Franchising, retail, business
30/09/2014
Interest rate debate reignites after new European standard of GDP measurement revises up growth to 0.9%
Britain’s economy was bigger and grew faster than previously thought over the second quarter, according to official figures that measure GDP in a new way.
The economy also recovered sooner than previously thought from the recession.
The Office for National Statistics (ONS) said the economy expanded 0.9% over April to June as both the dominant services sector and construction enjoyed strong growth. That beat economists’ forecasts for GDP growth to hold at a previous estimate of 0.8%. But at the same time the ONS revised down the first quarter figure to 0.7% from 0.8%, leaving the estimate of year-on-year growth at 3.2%.
The size of the economy was also upgraded as the ONS moved to a new European-wide way of measuring GDP and incorporated other changes. Under the new method, illegal activities such as drug dealing and prostitution are included and other activities are accounted for differently, including research & development and military spending.
Explaining the figures, the ONS said: “The new data are based on the most far-reaching set of improvements to the national accounts in the last 15 years or so.”
The ONS left full-year GDP growth in 2013 unrevised at 1.7%. But it said the changes meant that UK GDP recouped lost ground from the downturn sooner than previously thought.
“The new data show that during the recent downturn the economy shrank by 6.0%, rather than the 7.2% previously estimated. GDP was also estimated to have exceeded its pre-financial crisis levels in Q3 2013, three quarters sooner than previously estimated. However, overall, the average absolute quarter-on-quarter revision between 1997 and 2014 Q2 was 0.16 percentage points,” statisticians wrote alongside the data.
Economists said the new estimates suggested there was less slack in the economy than previously thought and that could have implications for how soon the Bank of England starts to raise interest rates as it seeks to contain price pressures.
James Knightley, economist at ING Financial Markets said: “The substantial revisions due to new methodology mean that the UK economy is now 2.7% larger than it was before the global financial crisis started. Under the old methodology the data had shown that the UK was only 0.2% larger, which implies that there is now less spare capacity in the UK economy than previously thought.

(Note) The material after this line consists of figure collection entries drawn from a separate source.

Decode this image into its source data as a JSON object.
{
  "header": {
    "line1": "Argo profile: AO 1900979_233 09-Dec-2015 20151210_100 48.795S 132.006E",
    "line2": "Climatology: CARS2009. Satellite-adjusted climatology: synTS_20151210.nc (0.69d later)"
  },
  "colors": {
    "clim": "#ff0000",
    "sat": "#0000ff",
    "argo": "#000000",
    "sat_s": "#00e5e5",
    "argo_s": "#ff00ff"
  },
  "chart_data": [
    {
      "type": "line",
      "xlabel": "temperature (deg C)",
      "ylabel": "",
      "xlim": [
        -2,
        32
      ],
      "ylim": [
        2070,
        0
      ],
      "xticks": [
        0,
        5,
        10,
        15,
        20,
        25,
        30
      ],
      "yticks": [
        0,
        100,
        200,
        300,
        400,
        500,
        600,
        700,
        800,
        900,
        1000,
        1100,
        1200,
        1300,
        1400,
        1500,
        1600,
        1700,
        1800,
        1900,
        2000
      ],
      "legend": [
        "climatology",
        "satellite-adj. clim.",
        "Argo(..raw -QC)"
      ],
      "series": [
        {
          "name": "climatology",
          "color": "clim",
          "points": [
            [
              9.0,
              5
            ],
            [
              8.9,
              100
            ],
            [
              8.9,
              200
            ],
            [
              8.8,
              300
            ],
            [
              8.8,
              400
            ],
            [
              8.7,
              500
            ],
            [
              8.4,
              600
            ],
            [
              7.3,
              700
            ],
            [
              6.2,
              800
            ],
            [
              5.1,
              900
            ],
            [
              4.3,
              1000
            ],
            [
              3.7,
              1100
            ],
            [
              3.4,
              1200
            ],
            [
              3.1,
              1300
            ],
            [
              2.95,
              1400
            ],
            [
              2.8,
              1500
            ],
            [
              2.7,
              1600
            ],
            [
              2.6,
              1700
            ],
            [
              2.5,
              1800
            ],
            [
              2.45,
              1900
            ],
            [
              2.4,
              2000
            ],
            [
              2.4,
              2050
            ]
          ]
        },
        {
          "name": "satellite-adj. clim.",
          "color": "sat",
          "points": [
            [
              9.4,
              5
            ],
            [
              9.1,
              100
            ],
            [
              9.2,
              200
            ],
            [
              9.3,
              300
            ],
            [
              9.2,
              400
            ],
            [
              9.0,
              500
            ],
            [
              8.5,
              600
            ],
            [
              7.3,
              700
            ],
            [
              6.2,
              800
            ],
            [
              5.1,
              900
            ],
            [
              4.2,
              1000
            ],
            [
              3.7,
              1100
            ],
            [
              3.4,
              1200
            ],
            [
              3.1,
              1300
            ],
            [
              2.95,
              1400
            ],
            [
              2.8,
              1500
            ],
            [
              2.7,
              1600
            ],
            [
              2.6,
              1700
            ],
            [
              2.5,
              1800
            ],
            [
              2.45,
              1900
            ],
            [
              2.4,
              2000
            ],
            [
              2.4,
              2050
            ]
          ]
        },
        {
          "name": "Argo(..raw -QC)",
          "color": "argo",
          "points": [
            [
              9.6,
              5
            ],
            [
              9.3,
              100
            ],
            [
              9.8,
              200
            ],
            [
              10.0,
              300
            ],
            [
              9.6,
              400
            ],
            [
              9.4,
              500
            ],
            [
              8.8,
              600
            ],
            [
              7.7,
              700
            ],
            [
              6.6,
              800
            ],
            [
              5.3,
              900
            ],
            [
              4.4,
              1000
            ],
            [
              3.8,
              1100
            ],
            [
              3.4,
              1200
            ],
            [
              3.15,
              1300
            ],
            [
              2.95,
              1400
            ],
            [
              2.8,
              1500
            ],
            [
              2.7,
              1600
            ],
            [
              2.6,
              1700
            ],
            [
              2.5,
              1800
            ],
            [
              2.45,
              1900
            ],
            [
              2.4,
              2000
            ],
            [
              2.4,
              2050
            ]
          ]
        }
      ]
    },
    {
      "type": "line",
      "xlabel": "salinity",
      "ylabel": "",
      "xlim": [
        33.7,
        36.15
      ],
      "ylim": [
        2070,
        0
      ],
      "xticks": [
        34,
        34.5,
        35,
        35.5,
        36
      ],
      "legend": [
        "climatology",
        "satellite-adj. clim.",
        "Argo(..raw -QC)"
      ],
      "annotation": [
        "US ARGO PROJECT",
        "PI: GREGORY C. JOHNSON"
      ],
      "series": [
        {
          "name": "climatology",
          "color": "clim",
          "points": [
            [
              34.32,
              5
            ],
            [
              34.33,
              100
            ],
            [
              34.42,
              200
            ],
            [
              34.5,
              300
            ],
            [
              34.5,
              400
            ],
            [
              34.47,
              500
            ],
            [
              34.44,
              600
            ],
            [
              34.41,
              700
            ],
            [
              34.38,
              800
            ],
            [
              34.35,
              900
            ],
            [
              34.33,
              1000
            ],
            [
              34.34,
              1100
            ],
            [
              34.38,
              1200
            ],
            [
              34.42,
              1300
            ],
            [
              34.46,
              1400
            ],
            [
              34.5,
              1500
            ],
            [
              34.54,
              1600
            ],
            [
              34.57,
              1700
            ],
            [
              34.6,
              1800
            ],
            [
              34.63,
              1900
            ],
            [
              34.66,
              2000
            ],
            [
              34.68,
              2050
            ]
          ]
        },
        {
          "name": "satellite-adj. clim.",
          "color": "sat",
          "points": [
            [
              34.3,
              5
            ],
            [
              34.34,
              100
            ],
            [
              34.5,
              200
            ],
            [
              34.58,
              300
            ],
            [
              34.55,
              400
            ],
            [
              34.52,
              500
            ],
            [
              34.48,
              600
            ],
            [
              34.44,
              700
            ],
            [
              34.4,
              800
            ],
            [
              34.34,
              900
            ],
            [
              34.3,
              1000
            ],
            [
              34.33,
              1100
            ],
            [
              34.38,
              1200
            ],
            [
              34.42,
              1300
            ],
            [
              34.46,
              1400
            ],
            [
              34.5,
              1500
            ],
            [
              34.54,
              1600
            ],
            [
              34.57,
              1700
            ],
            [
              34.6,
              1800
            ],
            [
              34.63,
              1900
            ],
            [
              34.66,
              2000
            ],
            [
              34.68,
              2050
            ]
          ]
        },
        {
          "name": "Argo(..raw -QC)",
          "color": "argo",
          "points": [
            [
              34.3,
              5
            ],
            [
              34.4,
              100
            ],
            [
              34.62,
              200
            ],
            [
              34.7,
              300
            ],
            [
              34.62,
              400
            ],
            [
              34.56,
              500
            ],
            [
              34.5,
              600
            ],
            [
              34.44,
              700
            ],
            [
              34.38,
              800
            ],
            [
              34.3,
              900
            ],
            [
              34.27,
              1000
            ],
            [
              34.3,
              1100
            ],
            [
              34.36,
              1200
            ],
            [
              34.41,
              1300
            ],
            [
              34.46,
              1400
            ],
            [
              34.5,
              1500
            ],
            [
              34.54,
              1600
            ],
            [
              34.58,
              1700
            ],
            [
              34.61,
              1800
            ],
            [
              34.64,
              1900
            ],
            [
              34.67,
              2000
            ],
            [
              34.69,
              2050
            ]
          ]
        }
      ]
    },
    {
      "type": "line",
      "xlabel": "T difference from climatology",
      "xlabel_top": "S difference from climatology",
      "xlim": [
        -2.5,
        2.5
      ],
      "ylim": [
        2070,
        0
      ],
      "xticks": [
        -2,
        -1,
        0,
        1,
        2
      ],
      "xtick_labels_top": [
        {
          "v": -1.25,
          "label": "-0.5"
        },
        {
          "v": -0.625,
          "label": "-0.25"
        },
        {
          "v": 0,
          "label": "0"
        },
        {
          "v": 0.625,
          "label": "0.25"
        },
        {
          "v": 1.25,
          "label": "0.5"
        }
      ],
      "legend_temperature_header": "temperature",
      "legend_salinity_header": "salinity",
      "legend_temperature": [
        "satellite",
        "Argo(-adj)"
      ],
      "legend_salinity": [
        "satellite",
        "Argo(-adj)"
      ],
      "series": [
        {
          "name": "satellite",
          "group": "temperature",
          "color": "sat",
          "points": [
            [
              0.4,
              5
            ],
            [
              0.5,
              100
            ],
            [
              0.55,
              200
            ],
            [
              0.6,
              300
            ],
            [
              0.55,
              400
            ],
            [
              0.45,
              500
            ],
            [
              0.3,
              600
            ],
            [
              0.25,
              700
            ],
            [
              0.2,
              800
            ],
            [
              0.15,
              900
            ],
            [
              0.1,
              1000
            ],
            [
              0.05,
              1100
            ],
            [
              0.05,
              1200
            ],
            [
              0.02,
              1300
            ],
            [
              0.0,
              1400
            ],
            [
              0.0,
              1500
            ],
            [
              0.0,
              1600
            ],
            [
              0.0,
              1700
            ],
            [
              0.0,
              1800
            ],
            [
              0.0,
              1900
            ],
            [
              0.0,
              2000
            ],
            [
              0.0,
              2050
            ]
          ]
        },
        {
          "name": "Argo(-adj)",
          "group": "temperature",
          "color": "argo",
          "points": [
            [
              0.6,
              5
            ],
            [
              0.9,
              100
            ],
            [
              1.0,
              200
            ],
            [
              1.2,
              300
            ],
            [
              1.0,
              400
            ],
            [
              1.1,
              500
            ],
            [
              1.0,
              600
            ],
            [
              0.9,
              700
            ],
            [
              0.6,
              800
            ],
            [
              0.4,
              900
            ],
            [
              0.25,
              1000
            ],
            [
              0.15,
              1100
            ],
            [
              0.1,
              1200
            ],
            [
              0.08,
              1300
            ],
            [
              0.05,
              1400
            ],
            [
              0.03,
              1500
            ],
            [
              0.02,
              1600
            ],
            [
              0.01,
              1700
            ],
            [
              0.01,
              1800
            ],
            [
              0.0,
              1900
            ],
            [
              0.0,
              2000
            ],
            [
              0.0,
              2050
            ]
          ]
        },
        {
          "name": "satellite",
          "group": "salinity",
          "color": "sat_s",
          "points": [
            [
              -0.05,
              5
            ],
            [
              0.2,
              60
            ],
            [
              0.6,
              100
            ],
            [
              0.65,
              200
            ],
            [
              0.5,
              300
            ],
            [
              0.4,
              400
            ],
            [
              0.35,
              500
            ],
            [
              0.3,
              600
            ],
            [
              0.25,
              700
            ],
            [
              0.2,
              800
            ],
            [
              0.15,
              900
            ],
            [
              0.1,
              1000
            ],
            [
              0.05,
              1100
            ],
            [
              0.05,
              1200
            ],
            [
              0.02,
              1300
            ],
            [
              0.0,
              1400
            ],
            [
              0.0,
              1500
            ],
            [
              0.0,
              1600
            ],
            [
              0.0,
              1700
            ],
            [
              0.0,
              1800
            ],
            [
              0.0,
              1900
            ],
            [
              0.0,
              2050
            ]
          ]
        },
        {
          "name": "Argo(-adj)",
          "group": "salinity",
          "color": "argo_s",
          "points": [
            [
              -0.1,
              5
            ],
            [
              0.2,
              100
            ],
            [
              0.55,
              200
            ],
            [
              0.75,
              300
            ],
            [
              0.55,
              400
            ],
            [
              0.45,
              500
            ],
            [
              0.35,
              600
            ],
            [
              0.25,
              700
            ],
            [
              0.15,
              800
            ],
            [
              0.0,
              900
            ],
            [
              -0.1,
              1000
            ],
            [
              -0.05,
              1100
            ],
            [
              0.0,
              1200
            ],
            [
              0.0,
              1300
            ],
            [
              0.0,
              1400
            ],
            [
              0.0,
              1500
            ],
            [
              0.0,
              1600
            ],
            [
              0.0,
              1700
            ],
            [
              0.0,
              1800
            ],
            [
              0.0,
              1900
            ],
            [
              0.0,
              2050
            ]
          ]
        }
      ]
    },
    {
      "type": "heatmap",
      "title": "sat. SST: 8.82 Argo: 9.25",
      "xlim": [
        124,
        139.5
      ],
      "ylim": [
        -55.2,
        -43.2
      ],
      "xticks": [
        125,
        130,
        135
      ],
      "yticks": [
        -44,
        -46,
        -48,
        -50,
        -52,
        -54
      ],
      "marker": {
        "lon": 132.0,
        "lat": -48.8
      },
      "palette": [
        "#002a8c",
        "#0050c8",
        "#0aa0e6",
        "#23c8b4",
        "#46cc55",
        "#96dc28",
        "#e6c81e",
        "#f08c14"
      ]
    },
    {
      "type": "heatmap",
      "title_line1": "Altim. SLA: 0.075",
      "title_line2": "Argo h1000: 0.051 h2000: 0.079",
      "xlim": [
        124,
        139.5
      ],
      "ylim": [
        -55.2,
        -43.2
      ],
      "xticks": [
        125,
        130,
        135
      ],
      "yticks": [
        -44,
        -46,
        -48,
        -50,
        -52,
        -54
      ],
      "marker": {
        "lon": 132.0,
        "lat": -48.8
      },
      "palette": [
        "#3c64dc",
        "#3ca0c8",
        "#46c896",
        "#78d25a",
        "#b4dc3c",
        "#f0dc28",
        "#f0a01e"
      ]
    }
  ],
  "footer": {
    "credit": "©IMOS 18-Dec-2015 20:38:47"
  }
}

“Taken on its own this could suggest that the UK may need to raise rates earlier and more aggressively than previously expected, but in the absence of inflation and wage pressures and with signs that the housing market is cooling we doubt that the Bank of England will move imminently. We still favour a February hike.”
Samuel Tombs, senior UK economist at Capital Economics, said the UK’s performance was still “very weak by historical and international standards”.
“It remains the case that it took longer than after any of the recessions in the 20th century for output to return to its peak,” he said.
For the second quarter, the ONS said growth was “broad-based” in output terms with production, construction and services all expanding from the first quarter. Agriculture, forestry and fishing contracted slightly quarter on quarter.
Growth in the service sector, which ranges from hotels to banking, was revised up to 1.1% from 1.0% and was the strongest growth for two and a half years. Against the backdrop of a buoyant housing market, the construction sector grew 0.7% rather than not at all, as previously estimated. But at less than 7% of the economy it has little impact on overall GDP.
In news likely to be welcomed by the government as it tries to move to an economy less reliant on consumer spending, the ONS said business investment growth accelerated in the second quarter. It increased by 3.3% on the quarter, compared with 0.9% growth in the first quarter. Household spending rose 0.6%, compared with 0.7% in the first quarter. The savings ratio, an estimate of how much households have available to save as a percentage of their total disposable income, rose to 6.7% but the general trend has been downwards over recent years as workers’ wages fall in real terms.
Less encouragingly for the government, exports fell 0.4% from the first quarter and were down 5.2% year-on-year.
Howard Archer, economist at IHS Global Insight, saw little improvement on the horizon for trade.
“Net trade will likely find it difficult to make any significant positive contribution to UK growth in the near term at least. The combination of weak eurozone economic activity and a strong pound is hampering the prospects for UK exports to develop decent growth and help overall economic expansion to become more balanced,” he said.
Overall, he forecasts growth will have slowed in the third quarter of July to September.
“The latest economic news remains largely strong, although it has been a little more mixed recently. It looks likely that consumer spending growth slowed to some extent in the third quarter, while the manufacturing sector clearly lost momentum,” Archer added.